In La Paz, Bolivia, traffic lights are more of a loose suggestion than a strict requirement, and street signs tend to be followed only as long as someone is there to report any infractions. Yet despite this nonchalant attitude toward the rules of the road, the number of traffic incidents in the city has been consistently on the decline, thanks to a group of plush, fun-loving zebras.
The zebras, or “Cebritas”, are inspired by Colombia’s “traffic mimes,” a group of ordinary citizens dressed up as street mimes using humour to engage the public toward better behaviour. In the early 2000s, when La Paz’s road safety hit an all-time low, the government deployed 24 “zebras” in a final attempt to create safer roads for its citizens. The good samaritans dressed as zebras playfully encourage drivers to follow traffic laws and watch out for pedestrians. The zebra was chosen because of its likeness to the striped pedestrian crossings and because it added a bit of humour to an otherwise serious subject.
Each Cebrita engages with the public in its own, unique way. Some will play hide and seek with buses while others form conga lines to merrily dance their way across intersections. Yet others will add dramatic flair to their performance by throwing themselves onto the hood of any car that has inched its way just a bit too far over a pedestrian crossing.
Since the programme’s inception in 2001, the Cebritas have grown to over 400 in number and come from all walks of life, anyone from university students to those recovering from substance abuse. Tactfully combining education with fun, the Cebritas have become La Paz’s single most successful programme for alleviating traffic-related incidents. They have also recently become part of a variety of other public services projects, illustrating the extensiveness of their role.

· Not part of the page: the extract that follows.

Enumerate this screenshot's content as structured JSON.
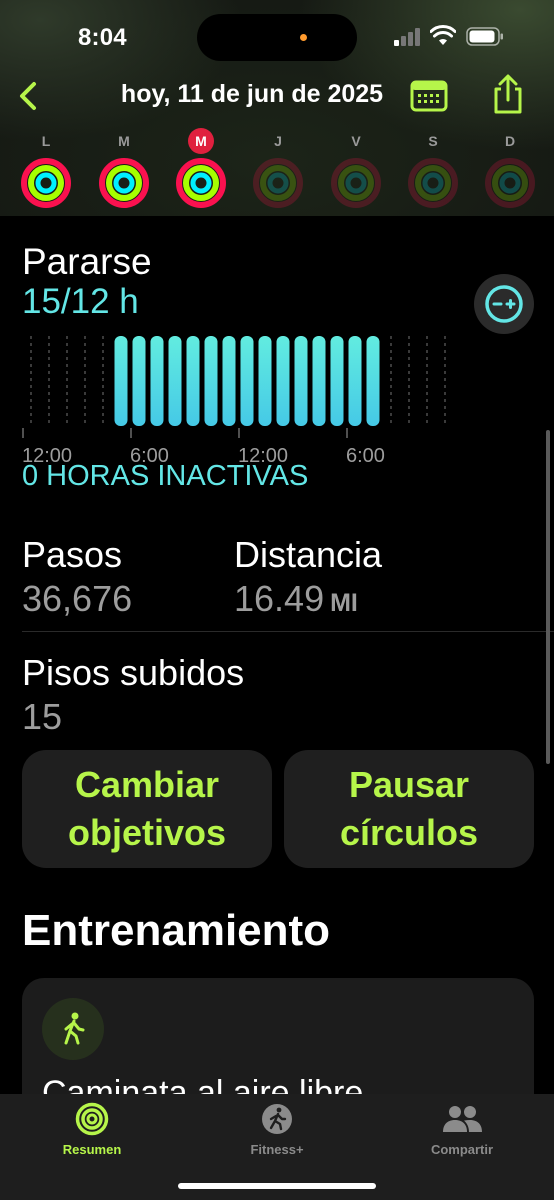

Despite their serious roles as stewards of public safety, the Cebritas will be more than happy to pose for a photo or swing dance with you across the street. For some lucky visitors, the Cebritas offer a “zebra for a day” programme where anyone can be part of the striped family to help keep La Paz’s roads safe. Just ask a Cebrita and you’ll find out how.
Know Before You Go
Cebritas normally operate during peak commuting times at the busier intersections in the city centre and in El Alto. The coordinates listed are for the Avenida 16 de Julio, which is one such busy intersection where the Cebritas are often present.
Many can be seen on the Prado around 9:30-10:30 in the morning.